Foreign Minister Wang Yi is scheduled to visit Brazil later this week after wrapping up his four-country tour in Africa that started on Saturday. Given the important role the Latin American giant plays in the world, the significance of this visit cannot be exaggerated.

The visit is expected to carry on the positive momentum of the development of the comprehensive China-Brazil strategic partnership that was effectively consolidated by Brazilian President Luiz Inacio Lula da Silva's state visit to China in April last year.

This year marks the 50th anniversary of the founding of their diplomatic relations. The past 50 years have not only seen China and Brazil become the largest developing countries in the Eastern and Western hemispheres respectively, but also witnessed them becoming major players on the world stage.

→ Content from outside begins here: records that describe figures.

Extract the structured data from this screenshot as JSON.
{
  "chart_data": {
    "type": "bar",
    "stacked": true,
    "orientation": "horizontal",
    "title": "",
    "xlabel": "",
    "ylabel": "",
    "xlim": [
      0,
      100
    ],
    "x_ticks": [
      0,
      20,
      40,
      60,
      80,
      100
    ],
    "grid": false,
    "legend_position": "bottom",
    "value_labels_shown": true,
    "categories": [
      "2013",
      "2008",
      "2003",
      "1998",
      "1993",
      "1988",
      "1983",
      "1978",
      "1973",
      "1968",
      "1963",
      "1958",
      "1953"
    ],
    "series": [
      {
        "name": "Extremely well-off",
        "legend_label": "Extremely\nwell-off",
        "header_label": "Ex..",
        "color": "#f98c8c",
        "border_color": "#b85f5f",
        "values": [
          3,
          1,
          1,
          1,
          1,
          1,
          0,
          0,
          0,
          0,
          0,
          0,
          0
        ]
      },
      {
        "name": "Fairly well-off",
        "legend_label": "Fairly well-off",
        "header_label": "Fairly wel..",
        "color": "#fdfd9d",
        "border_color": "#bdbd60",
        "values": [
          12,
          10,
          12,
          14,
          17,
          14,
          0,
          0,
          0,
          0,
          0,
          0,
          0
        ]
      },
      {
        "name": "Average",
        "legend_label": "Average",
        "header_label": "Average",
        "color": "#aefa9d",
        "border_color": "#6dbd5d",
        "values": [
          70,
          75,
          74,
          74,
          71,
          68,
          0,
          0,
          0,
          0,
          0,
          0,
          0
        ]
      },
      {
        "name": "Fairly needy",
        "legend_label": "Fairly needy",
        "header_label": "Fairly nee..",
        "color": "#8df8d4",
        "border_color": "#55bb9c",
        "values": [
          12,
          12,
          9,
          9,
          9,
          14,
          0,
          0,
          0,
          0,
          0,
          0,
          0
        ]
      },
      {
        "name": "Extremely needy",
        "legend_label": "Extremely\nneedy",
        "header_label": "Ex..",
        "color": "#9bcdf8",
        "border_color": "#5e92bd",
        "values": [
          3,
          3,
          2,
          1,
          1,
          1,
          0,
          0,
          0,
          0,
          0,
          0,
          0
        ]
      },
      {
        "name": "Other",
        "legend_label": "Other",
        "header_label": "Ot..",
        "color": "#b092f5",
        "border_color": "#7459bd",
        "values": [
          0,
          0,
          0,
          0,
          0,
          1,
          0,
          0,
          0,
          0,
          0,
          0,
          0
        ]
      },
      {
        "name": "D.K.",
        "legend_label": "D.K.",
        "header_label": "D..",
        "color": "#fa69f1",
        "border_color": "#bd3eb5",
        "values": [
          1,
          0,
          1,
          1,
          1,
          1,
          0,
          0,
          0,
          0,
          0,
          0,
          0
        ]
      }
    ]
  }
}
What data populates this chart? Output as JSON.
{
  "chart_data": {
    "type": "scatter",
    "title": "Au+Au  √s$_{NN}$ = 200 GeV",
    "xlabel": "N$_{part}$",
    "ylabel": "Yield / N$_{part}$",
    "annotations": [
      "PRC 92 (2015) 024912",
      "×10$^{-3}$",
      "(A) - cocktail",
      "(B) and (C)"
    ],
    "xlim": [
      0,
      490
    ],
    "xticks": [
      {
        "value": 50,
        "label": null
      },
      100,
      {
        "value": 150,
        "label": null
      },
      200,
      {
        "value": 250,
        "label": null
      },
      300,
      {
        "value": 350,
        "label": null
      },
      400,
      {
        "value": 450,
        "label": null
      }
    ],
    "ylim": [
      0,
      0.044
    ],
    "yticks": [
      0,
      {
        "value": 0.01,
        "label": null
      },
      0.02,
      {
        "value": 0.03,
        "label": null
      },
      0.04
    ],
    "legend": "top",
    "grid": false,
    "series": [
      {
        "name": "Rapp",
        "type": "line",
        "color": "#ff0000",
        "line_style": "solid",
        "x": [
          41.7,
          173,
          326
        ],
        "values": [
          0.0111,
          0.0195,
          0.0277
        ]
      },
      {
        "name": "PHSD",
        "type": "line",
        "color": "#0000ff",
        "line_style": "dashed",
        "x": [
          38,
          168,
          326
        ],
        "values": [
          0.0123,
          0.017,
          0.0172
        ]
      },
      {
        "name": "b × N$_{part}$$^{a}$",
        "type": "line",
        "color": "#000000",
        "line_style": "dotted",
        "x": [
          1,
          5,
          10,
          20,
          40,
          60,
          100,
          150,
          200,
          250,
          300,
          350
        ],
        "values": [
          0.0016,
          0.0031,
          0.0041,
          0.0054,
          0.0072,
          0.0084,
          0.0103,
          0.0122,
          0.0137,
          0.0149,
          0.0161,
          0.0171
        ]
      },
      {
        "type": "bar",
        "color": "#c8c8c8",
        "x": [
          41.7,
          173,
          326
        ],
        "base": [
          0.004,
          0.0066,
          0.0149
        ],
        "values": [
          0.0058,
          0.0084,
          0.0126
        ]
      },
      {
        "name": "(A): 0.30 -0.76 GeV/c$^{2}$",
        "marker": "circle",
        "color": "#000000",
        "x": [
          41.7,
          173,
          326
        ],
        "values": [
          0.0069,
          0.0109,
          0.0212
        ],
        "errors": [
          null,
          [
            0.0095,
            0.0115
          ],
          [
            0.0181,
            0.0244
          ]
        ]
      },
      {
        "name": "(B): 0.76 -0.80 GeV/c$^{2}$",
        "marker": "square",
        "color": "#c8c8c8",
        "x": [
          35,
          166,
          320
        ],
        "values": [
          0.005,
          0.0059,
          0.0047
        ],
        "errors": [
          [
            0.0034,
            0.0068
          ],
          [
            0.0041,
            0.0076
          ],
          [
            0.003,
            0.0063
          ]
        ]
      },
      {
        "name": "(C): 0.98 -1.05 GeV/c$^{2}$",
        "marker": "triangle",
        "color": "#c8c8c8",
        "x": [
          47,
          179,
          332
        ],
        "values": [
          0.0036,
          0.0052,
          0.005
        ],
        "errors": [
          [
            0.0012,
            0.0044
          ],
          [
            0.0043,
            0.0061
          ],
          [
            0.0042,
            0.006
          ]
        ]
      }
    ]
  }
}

The complementarity of their economic structure means the two sides have great potential to deepen their current cooperation in such areas as minerals and technology, and to expand it into new sectors including environmental protection, climate change, the low-carbon economy and the digital economy.

The development of Sino-Brazilian pragmatic economic and trade cooperation aims to promote common development of the two countries and does not target at any third party. The two sides, upholding international equity and justice, stand ready to work with each other to strengthen strategic coordination in the G20, BRICS and other multilateral institutions, enhance coordination and cooperation in international finance, climate response and environmental protection, and contribute to developing countries' efforts to realize fairer and more balanced global development.

Given this, it is predictable that some in the United States will try to misinterpret Wang's visit as the latest attempt by Beijing to make trouble in Washington's "backyard". But the Latin American countries — especially such an important emerging market economy as Brazil — are nobody's "backyard".

Their shared and firm belief in true multilateralism and their upholding of the United Nations-centered international order and economic globalization put Brazil and China in the same trench fighting unilateralism, hegemony and protectionism. That does not mean they are trying to overturn the international system. It means they are trying to improve it.